His departure, from a position he had held only a year, widened a divide between The Times and its corporate parent. In Chicago, executives saw him as imperious and defiant, imperiling a centralization strategy that had recently saved the company $75 million, according to a figure it provided The New York Times.
But to many at The Los Angeles Times, Mr. Beutner and his plan represented ambition and optimism after more than a decade of management turnover, layoffs and cost-cutting that had demoralized many employees and reduced the newsroom from 1,200 to its current staff of about 500. The strategy, focused on growth, had quickly yielded more than $1 million in new revenue, and looked poised to yield more, said three people with knowledge of the company’s finances.
Newsrooms everywhere are given to apocalyptic predictions of their own demise. But more than a dozen current and former Times and Tribune staff members — both in the newsroom and on the business side — suggested that The Times was facing a crisis more dire than any it had previously weathered. It has been battered by cutbacks for so long, they said, that it cannot wait any longer for the company’s strategy, which has shown few signs of working, to bear fruit. It must grow its way to the future, they said, not slash.
Their concern is shared by some of the most powerful people in Los Angeles, many of whom Mr. Beutner numbers as friends. They have risen up to unleash what seems like years of pent-up frustration. “Tribune has just destroyed the paper over the years — they sucked the blood out of it — and only over the last year, since Austin became publisher, did it start to feel like a hometown newspaper again,” said Antonio Villaraigosa, the former mayor in whose administration Mr. Beutner served as deputy mayor.
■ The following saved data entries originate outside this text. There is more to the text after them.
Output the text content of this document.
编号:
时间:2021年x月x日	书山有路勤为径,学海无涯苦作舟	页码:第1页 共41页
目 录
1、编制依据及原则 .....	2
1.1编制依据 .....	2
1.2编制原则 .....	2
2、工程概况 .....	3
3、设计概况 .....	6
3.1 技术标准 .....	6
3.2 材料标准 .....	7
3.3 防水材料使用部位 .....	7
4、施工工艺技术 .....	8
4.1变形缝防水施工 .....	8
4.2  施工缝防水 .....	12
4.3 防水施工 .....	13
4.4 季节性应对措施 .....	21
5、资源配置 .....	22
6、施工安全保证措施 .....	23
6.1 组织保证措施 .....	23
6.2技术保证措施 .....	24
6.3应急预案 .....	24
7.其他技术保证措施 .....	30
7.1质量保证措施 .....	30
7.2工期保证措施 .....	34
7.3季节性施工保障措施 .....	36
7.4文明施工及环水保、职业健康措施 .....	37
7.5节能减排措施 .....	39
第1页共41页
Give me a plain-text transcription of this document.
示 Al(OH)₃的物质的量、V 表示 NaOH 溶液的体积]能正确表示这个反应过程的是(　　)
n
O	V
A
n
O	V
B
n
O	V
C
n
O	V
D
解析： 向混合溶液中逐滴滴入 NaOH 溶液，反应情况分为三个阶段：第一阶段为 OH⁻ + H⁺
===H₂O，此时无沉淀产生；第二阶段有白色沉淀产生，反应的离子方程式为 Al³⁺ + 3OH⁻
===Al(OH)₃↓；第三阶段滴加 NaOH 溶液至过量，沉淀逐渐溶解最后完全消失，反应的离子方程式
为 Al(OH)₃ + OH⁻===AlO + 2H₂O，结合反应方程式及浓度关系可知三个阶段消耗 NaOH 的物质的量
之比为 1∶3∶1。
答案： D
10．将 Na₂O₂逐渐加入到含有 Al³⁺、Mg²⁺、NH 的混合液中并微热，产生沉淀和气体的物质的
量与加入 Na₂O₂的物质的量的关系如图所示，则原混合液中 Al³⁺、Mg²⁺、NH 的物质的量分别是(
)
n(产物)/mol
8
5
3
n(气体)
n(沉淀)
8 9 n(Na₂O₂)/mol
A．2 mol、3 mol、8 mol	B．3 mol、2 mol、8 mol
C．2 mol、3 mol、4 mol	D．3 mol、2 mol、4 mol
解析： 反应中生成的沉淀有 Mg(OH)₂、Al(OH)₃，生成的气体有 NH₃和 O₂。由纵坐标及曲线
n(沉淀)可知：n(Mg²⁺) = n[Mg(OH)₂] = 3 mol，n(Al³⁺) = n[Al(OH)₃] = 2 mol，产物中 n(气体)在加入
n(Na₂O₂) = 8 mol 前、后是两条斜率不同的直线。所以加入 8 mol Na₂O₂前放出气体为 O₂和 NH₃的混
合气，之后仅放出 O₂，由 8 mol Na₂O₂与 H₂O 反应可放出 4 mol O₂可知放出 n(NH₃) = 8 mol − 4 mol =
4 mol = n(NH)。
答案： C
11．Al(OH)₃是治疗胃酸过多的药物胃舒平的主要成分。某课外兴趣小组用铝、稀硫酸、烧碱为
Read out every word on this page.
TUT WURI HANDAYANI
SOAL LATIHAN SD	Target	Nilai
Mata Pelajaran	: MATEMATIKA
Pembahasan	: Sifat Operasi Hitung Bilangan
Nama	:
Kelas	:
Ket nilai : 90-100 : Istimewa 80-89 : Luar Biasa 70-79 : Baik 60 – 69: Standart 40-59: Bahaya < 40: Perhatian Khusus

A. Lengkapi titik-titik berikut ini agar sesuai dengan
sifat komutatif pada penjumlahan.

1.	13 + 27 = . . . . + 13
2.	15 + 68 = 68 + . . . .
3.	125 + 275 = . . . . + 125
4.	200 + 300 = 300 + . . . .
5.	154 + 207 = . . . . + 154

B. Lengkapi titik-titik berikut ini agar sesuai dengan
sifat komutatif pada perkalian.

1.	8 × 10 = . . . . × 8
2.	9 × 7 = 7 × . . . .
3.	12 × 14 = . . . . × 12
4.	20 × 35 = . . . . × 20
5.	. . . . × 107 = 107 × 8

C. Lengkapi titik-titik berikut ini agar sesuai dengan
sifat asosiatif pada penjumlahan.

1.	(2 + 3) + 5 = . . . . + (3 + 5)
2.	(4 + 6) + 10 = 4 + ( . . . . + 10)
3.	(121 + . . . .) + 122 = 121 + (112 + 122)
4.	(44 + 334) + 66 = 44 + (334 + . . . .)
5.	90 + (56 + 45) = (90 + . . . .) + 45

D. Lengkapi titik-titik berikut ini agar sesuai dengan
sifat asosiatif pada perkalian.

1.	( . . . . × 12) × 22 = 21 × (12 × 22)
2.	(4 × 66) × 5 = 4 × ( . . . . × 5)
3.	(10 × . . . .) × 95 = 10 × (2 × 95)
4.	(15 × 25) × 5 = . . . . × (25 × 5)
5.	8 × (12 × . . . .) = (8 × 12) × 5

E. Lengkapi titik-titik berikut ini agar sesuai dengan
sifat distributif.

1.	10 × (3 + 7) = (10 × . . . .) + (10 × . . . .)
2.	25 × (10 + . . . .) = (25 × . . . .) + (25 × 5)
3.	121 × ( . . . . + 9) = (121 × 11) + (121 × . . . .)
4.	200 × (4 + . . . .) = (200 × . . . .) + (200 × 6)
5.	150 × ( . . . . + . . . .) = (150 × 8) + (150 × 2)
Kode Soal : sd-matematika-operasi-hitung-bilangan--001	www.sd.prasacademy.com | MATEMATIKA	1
We are finally, finally, finally starting to talk about what’s really happened to newspapers. Finally. I’ve been yelling about this for two decades. The Internet has done nothing to newspapers compared to what their corporate owners have done. The Internet took away an easy source of revenue nobody had to think about.
That’s all the Internet did. The rest of it, the cuts and the equating “less” with “not enough” and the justification and the trend-chasing and the flailing and the insulting readers and potential customers and the clueless bitching in the trades and the corporate weasel-speak, that was ALL a business management issue. We spent a decade having blogger ethics panels and not a goddamn minute having boardroom ethics panels, and this is the result.
And for that, firings aren’t the answer and paywalls aren’t the answer and hyperlocal isn’t the answer and writing endless wanking editorials about “digital first” aren’t the answer and for the love of Our Lord Baby Jesus the First Keyboarder cutting production days and cancelling home delivery aren’t the answer because Jesus God, people just want a good paper.
They want a good paper the same way they want a good web site or a good burger place or a good police force. They want something good that knows what it is about and provides a service that is valuable. That’s what customers of ANYTHING want. This shit isn’t complicated if you aren’t a lazy asshole who knows he can get away with the same line of bullshit journalists have been swallowing from other journalists for 30 years.
It isn’t complicated. It’s not about delivery systems, it’s about whether you are providing something good and can do that. If you want to not do that, but still make money, you’d better be running a casino or dealing cocaine, because those are the only two businesses where you can ruin your customer’s day and they’ll thank you for it.